"How long will you be staying with us, Mr. and Mrs. Kaplan?" The front desk clerk's well trained hospitality helped ease an uncomfortable moment.
"We have reservations for four nights, but we aren't sure yet how long we'll be staying," Mike answered, looking first at the clerk and then at his wife, Mandolin.
"Might be more, might be less."
Mandolin nodded her agreement and smiled, but the cheer never reached her eyes. The strain and tears of the last several months hung heavily under her brow and exhaustion prevented any efforts to make a good show of it.
After explaining the hotel amenities and the restaurant hours, the clerk handed Mike their key cards and circled their room on a hotel map.
"We hope you have a wonderful stay with us here at the Old Faithful Snow Inn. Just let us know if there is anything you need."
"Thank you," answered Mandolin as she and Mike pulled their rolling suitcases away from the desk and down the hall.
Their room on the first floor of the hotel was quaint and understated. Mandolin's penchant for rustic mountain decor found satisfaction in the room's peaceful ambiance and it began her knotted nerves to a slow unwinding.
Her gaze found the mountain of snow piled in front of their window. As she stared, she became lost in last year's hurts that were heaped as high as the snow. A deep inhale and a slow exhale punctuated her worry that they were in real trouble and her fear that they were too far spent.
Mike unpacked his suitcase, waiting for her to speak first. When she remained standing at the window he finally interrupted her,
"Pastor Steven said we needed to get away and spend the time together that we've neglected all these years. What do you say we take a walk?"

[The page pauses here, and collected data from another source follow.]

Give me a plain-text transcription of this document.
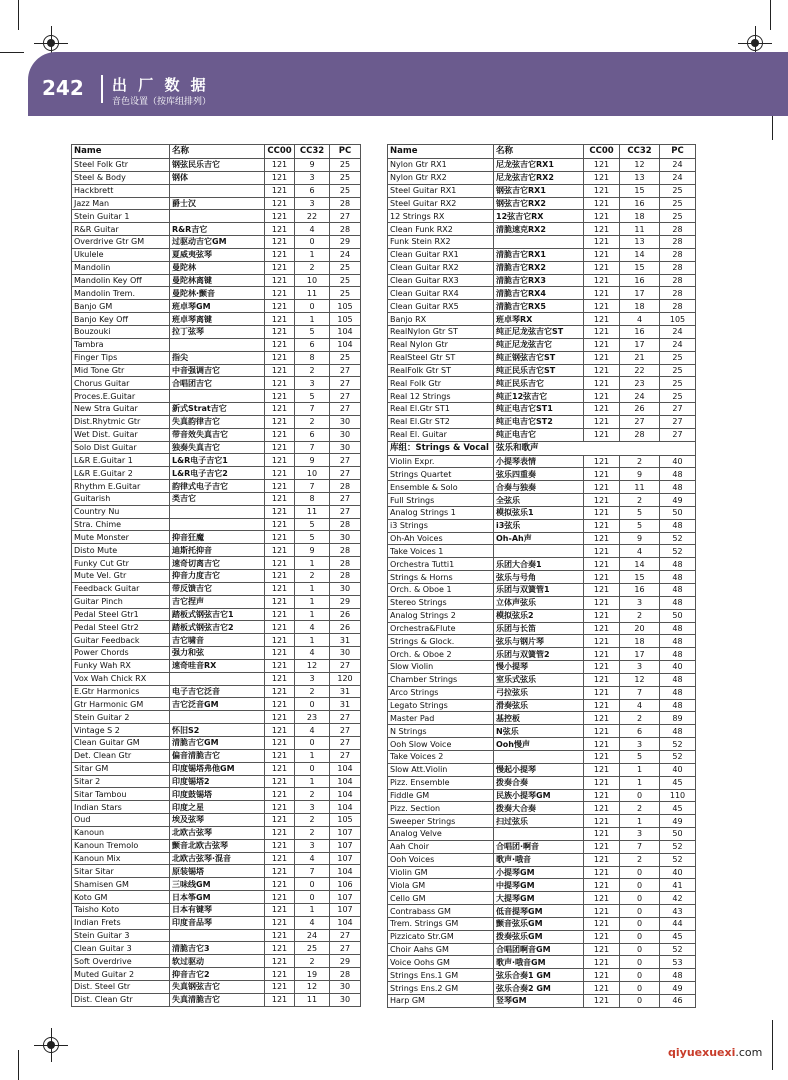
242 出 厂 数 据
音色设置（按库组排列）
Name	名称	CC00	CC32	PC
Steel Folk Gtr	钢弦民乐吉它	121	9	25
Steel & Body	钢体	121	3	25
Hackbrett		121	6	25
Jazz Man	爵士汉	121	3	28
Stein Guitar 1		121	22	27
R&R Guitar	R&R吉它	121	4	28
Overdrive Gtr GM	过驱动吉它GM	121	0	29
Ukulele	夏威夷弦琴	121	1	24
Mandolin	曼陀林	121	2	25
Mandolin Key Off	曼陀林离键	121	10	25
Mandolin Trem.	曼陀林·颤音	121	11	25
Banjo GM	班卓琴GM	121	0	105
Banjo Key Off	班卓琴离键	121	1	105
Bouzouki	拉丁弦琴	121	5	104
Tambra		121	6	104
Finger Tips	指尖	121	8	25
Mid Tone Gtr	中音强调吉它	121	2	27
Chorus Guitar	合唱团吉它	121	3	27
Proces.E.Guitar		121	5	27
New Stra Guitar	新式Strat吉它	121	7	27
Dist.Rhytmic Gtr	失真韵律吉它	121	2	30
Wet Dist. Guitar	带音效失真吉它	121	6	30
Solo Dist Guitar	独奏失真吉它	121	7	30
L&R E.Guitar 1	L&R电子吉它1	121	9	27
L&R E.Guitar 2	L&R电子吉它2	121	10	27
Rhythm E.Guitar	韵律式电子吉它	121	7	28
Guitarish	类吉它	121	8	27
Country Nu		121	11	27
Stra. Chime		121	5	28
Mute Monster	抑音狂魔	121	5	30
Disto Mute	迪斯托抑音	121	9	28
Funky Cut Gtr	速奇切离吉它	121	1	28
Mute Vel. Gtr	抑音力度吉它	121	2	28
Feedback Guitar	带反馈吉它	121	1	30
Guitar Pinch	吉它捏声	121	1	29
Pedal Steel Gtr1	踏板式钢弦吉它1	121	1	26
Pedal Steel Gtr2	踏板式钢弦吉它2	121	4	26
Guitar Feedback	吉它啸音	121	1	31
Power Chords	强力和弦	121	4	30
Funky Wah RX	速奇哇音RX	121	12	27
Vox Wah Chick RX		121	3	120
E.Gtr Harmonics	电子吉它泛音	121	2	31
Gtr Harmonic GM	吉它泛音GM	121	0	31
Stein Guitar 2		121	23	27
Vintage S 2	怀旧S2	121	4	27
Clean Guitar GM	清脆吉它GM	121	0	27
Det. Clean Gtr	偏音清脆吉它	121	1	27
Sitar GM	印度锡塔弗他GM	121	0	104
Sitar 2	印度锡塔2	121	1	104
Sitar Tambou	印度鼓锡塔	121	2	104
Indian Stars	印度之星	121	3	104
Oud	埃及弦琴	121	2	105
Kanoun	北欧古弦琴	121	2	107
Kanoun Tremolo	颤音北欧古弦琴	121	3	107
Kanoun Mix	北欧古弦琴·混音	121	4	107
Sitar Sitar	原装锡塔	121	7	104
Shamisen GM	三味线GM	121	0	106
Koto GM	日本筝GM	121	0	107
Taisho Koto	日本有键琴	121	1	107
Indian Frets	印度音品琴	121	4	104
Stein Guitar 3		121	24	27
Clean Guitar 3	清脆吉它3	121	25	27
Soft Overdrive	软过驱动	121	2	29
Muted Guitar 2	抑音吉它2	121	19	28
Dist. Steel Gtr	失真钢弦吉它	121	12	30
Dist. Clean Gtr	失真清脆吉它	121	11	30
Name	名称	CC00	CC32	PC
Nylon Gtr RX1	尼龙弦吉它RX1	121	12	24
Nylon Gtr RX2	尼龙弦吉它RX2	121	13	24
Steel Guitar RX1	钢弦吉它RX1	121	15	25
Steel Guitar RX2	钢弦吉它RX2	121	16	25
12 Strings RX	12弦吉它RX	121	18	25
Clean Funk RX2	清脆速克RX2	121	11	28
Funk Stein RX2		121	13	28
Clean Guitar RX1	清脆吉它RX1	121	14	28
Clean Guitar RX2	清脆吉它RX2	121	15	28
Clean Guitar RX3	清脆吉它RX3	121	16	28
Clean Guitar RX4	清脆吉它RX4	121	17	28
Clean Guitar RX5	清脆吉它RX5	121	18	28
Banjo RX	班卓琴RX	121	4	105
RealNylon Gtr ST	纯正尼龙弦吉它ST	121	16	24
Real Nylon Gtr	纯正尼龙弦吉它	121	17	24
RealSteel Gtr ST	纯正钢弦吉它ST	121	21	25
RealFolk Gtr ST	纯正民乐吉它ST	121	22	25
Real Folk Gtr	纯正民乐吉它	121	23	25
Real 12 Strings	纯正12弦吉它	121	24	25
Real El.Gtr ST1	纯正电吉它ST1	121	26	27
Real El.Gtr ST2	纯正电吉它ST2	121	27	27
Real El. Guitar	纯正电吉它	121	28	27
库组：Strings & Vocal	弦乐和歌声			
Violin Expr.	小提琴表情	121	2	40
Strings Quartet	弦乐四重奏	121	9	48
Ensemble & Solo	合奏与独奏	121	11	48
Full Strings	全弦乐	121	2	49
Analog Strings 1	模拟弦乐1	121	5	50
i3 Strings	i3弦乐	121	5	48
Oh-Ah Voices	Oh-Ah声	121	9	52
Take Voices 1		121	4	52
Orchestra Tutti1	乐团大合奏1	121	14	48
Strings & Horns	弦乐与号角	121	15	48
Orch. & Oboe 1	乐团与双簧管1	121	16	48
Stereo Strings	立体声弦乐	121	3	48
Analog Strings 2	模拟弦乐2	121	2	50
Orchestra&Flute	乐团与长笛	121	20	48
Strings & Glock.	弦乐与钢片琴	121	18	48
Orch. & Oboe 2	乐团与双簧管2	121	17	48
Slow Violin	慢小提琴	121	3	40
Chamber Strings	室乐式弦乐	121	12	48
Arco Strings	弓拉弦乐	121	7	48
Legato Strings	滑奏弦乐	121	4	48
Master Pad	基控板	121	2	89
N Strings	N弦乐	121	6	48
Ooh Slow Voice	Ooh慢声	121	3	52
Take Voices 2		121	5	52
Slow Att.Violin	慢起小提琴	121	1	40
Pizz. Ensemble	拨奏合奏	121	1	45
Fiddle GM	民族小提琴GM	121	0	110
Pizz. Section	拨奏大合奏	121	2	45
Sweeper Strings	扫过弦乐	121	1	49
Analog Velve		121	3	50
Aah Choir	合唱团·啊音	121	7	52
Ooh Voices	歌声·哦音	121	2	52
Violin GM	小提琴GM	121	0	40
Viola GM	中提琴GM	121	0	41
Cello GM	大提琴GM	121	0	42
Contrabass GM	低音提琴GM	121	0	43
Trem. Strings GM	颤音弦乐GM	121	0	44
Pizzicato Str.GM	拨奏弦乐GM	121	0	45
Choir Aahs GM	合唱团啊音GM	121	0	52
Voice Oohs GM	歌声·哦音GM	121	0	53
Strings Ens.1 GM	弦乐合奏1 GM	121	0	48
Strings Ens.2 GM	弦乐合奏2 GM	121	0	49
Harp GM	竖琴GM	121	0	46
qiyuexuexi.com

He extended his hand to her and for a moment she hesitated, afraid of taking this step. Conviction that she should not surrender to hopelessness pushed her arm forward and placed her hand in his.
Stepping out into the cold afternoon air they began the walk to Old Faithful Geyser. Early May in Yellowstone meant few crowds and the majestic silence of the snow covered mountains stirred the sensation that they were tiny compared to the vastness of creation.
Taking the path around the time-tested and accurate geyser brought them within arm's length of vivid blue boiling pots and sulfur laden springs. Walking on, they came within several yards of buffalo herds brought back from near extinction and saw wolf prints in the volcanic mud. "Beware of Bears" signs kept them watchful, but peace settled itself between them and a conduit of love began to grow again though their fingertips.
They came to a full circle on the path and joined the small crowd seated awaiting the next eruption from the mineral crusted fissure in the earth's surface. It began as a small exhale of steam and low bubbling, then rose to a towering crescendo high in the sky. A misty blanket of fog emanating from the fountain formed ice crystals on their hair and eye lashes as the frigid air froze the droplets solid.
Laughing, Mike gently wiped away the tiny jewels twinkling on Mandolin's lashes. Looking up at Mike, she smiled, and for the first time in many months her mouth shared its joy with her eyes.
A sense of hope encircled them in the form of creation's splendor. The awe of it seemed to shrink the painful memories and Mike and Mandolin felt consumed by its wonder.
Those initial sweet moments turned into days of getting reacquainted. Hope's seed took root and flourished. The moments both unfolded slowly and passed too quickly. Four days turned into ten, and even then, there was no wish to leave. But, the obligations of life called for their return and the time to go was upon them.
They took their last stroll around Old Faithful, arms around each other, tears in their eyes for the beauty they'd discovered around them and found once again in each other. They vowed to never again forget that they were part of a story long ago written nor disregard the love they shared.
Upon leaving, the clerk took care of their bill with a smile and a wink; their new joy was contagious. They bid farewell, a loving couple once more, not the strangers who had arrived.